Advanced Tabbouleh


 

Tomato Tabbouleh

The world has its share of tabbouleh recipes. The bulgur and parsley salad from the Lebanese hill country has made the rounds, finding homes in many cultures, with countless regional variations. And I can improve all of them, as if by magic wand, thanks to a trick I learned from a farmer in Montana. Thousands of years of culinary evolution is no match for a farmer with a blender, and the creativity to but it to use.

The tabbouleh innovation comes from the heart of tomato season, when the boxes are stacked high for market, and there is usually a pile of extra soft fruit that, by virtue of being absolutely perfectly unconditionally ripe, won’t be transportable to market the next day. Or they could be days-old tomatoes brought home unsold. Leave it to my crafty culinary farmer friends to find ways of turning mountains of near overripe product into the best dish you’ve ever tried. We are talking tomatoes that slice like water balloons, too juicy for salad. Or anything else except juice or soup. Or the best tabbouleh on Earth.

The trick is to use extra-ripe tomatoes to rehydrate the bulgur.  If you aren’t exactly sure what bulgur is, think wheat that has not been ground into flour. For many, this is not an easy concept to comprehend. After all, if you take away wheat flour you basically pull the rug out from under American cuisine. The bread, pizza, pasta, tortillas, cookies, pancakes, burger buns and breakfast cereals we fashion from flour make it into practically every meal, from the thick gravy on the biscuit to the breading on the fish and chips. While flour is everywhere, we rarely eat the seed itself. Anyone who’s tried will probably agree the options are limited. You can cook wheat the way you would rice, but it just doesn’t eat as well. It’s crunchy even when overcooked, and won’t stick together or hold sauce.

The problem with flour was that it was impossible to grind without precision equipment, and bulgur, or cracked wheat grains, is an old-world compromise. Smashing and crushing was more manageable to the average old world grain processor. Bulgur cooks quickly into a pleasingly soft state. It holds together, absorbs flavor, and even contributes an understated, earthy taste of its own.

Most tabbouleh recipes call for soaking bulgur in hot water, which is the standard way of rehydrating it.
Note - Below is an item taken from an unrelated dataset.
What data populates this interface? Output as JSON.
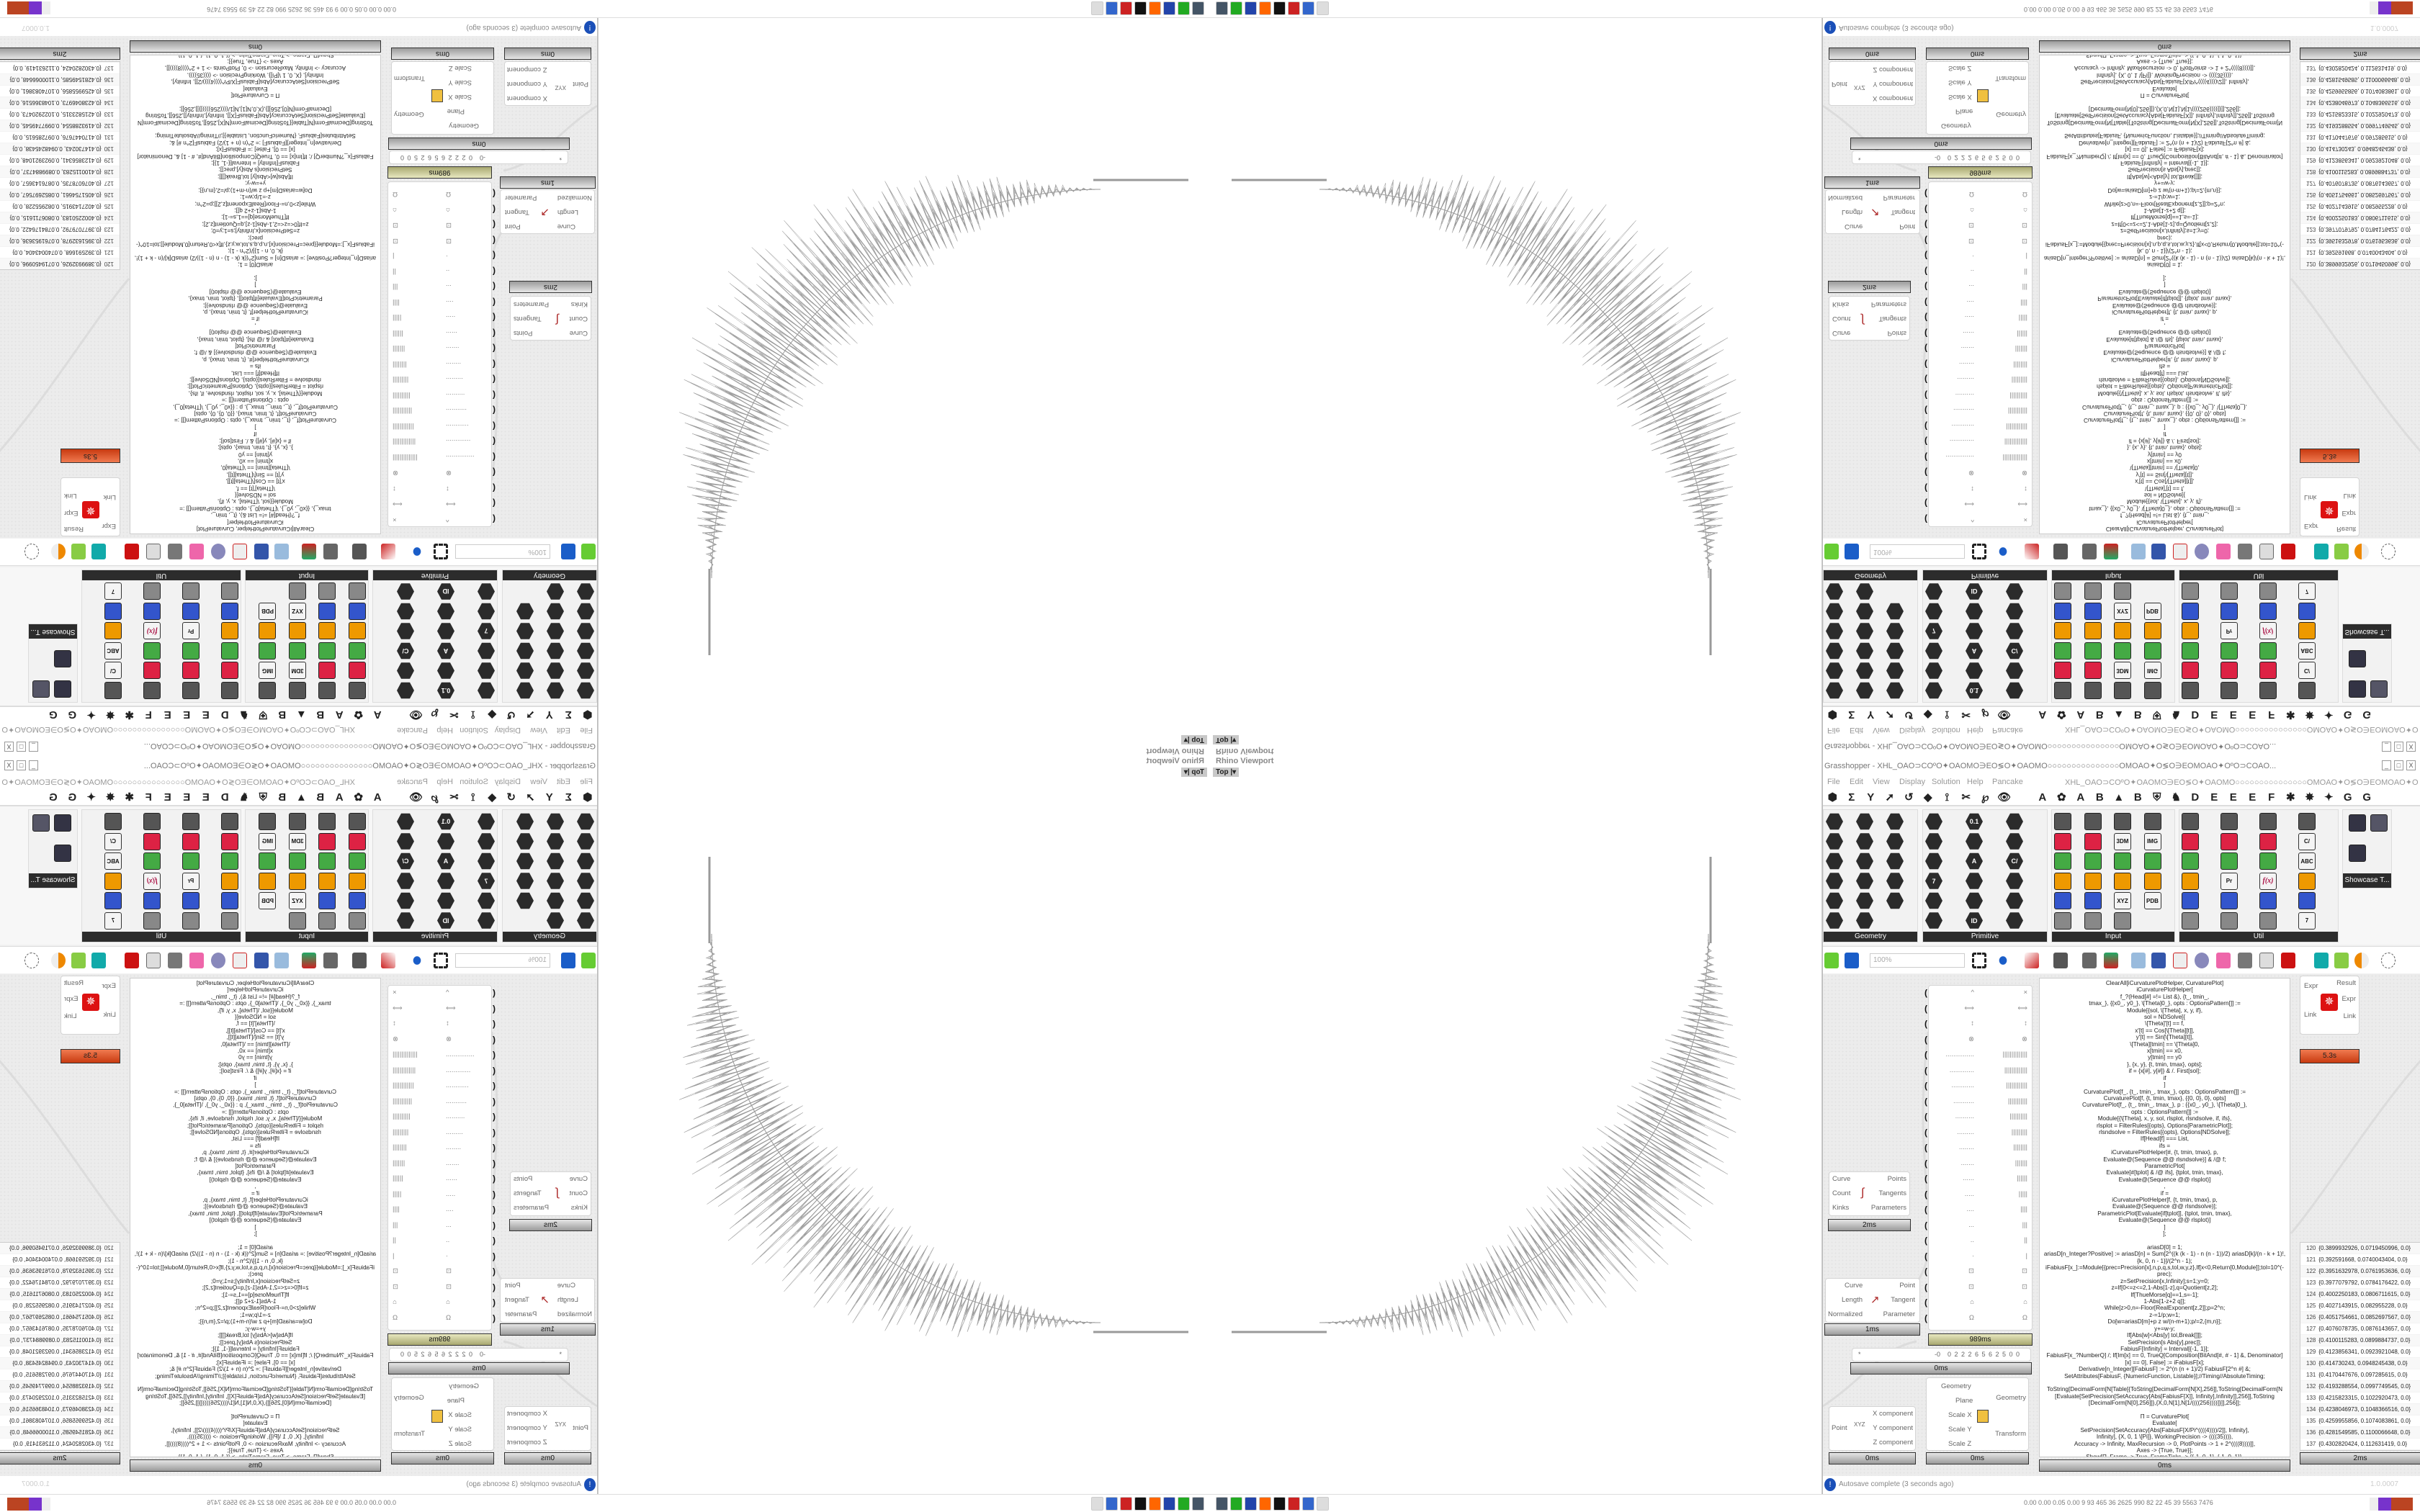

But once you learn the Montana trick, hot water method sounds much too dilute.

Instead, we soak the bulgur in a slurry of tomato, garlic, salt and lime juice.

That’s the tomato trick, but we’d be remiss to not address parsley, the other side of the tabbouleh equation. Cup for cup or pound for pound, there is more parsley in this dish than any other ingredient. It’s not often you find a parsley-based dish, so let’s give the curly, leafy herb its moment of glory. Most often it’s used as nothing more than a garnish, something green and sturdy to look good alongside the food you actually want to eat.

I suppose parsley stays so often on the sidelines because the flavor is so strong, and the texture is that of steel wool. But everyone has a match, an equal and opposite, even parsley. The other ingredients in tabbouleh bring balance, thanks to a mix of strong flavors like garlic, tomato and lime. Chunks of cucumber, meanwhile, bring quiet hydration to the mix, without added water. And the bulgur adds a strong, silent backbone, partly absorbing the parsley’s chlorophyll blast.

Tabbouleh has a lot going for it, and there are lots f reasons to love it. If you have a preferred recipe, try the tomato juice trick, and see how it turns out.  And if you’re new here, without a recipe of your own, I like to think that my Montana-style Tomato Tabbouleh, below, is a good place to start.

Tomato Marinated Tabbouleh

If you remember one thing about this recipe, hopefully it’s the tomato juice trick.

2 pounds extra-juicy tomatoes
1 teaspoon salt
2 cloves garlic, chopped
3 tablespoons fresh lime or lemon juice
1 cup bulgur
2 cups chopped cucumber
4 tight cups chopped parsley
¼ cup chopped mint leaves
1 cup of olive oil
Optional: feta cheese, olives, preserved lemon, other Mediterranean flavors

Trim the tomatoes of any core or rotten spots, and place them in the blender, along with the salt, minced garlic and lime juice. Blend into a slurry. Pour it into a gallon or larger bowl, and stir in the bulgur. When completely mixed, set aside on the counter, covered, for 2-3 hours.

Fluff and test the red bulgur. It will taste exceptional. Add the chopped cucumber, parsley, mint and oil, and stir until the tabbouleh totally mixed. Serve with a garnish that isn’t parsley.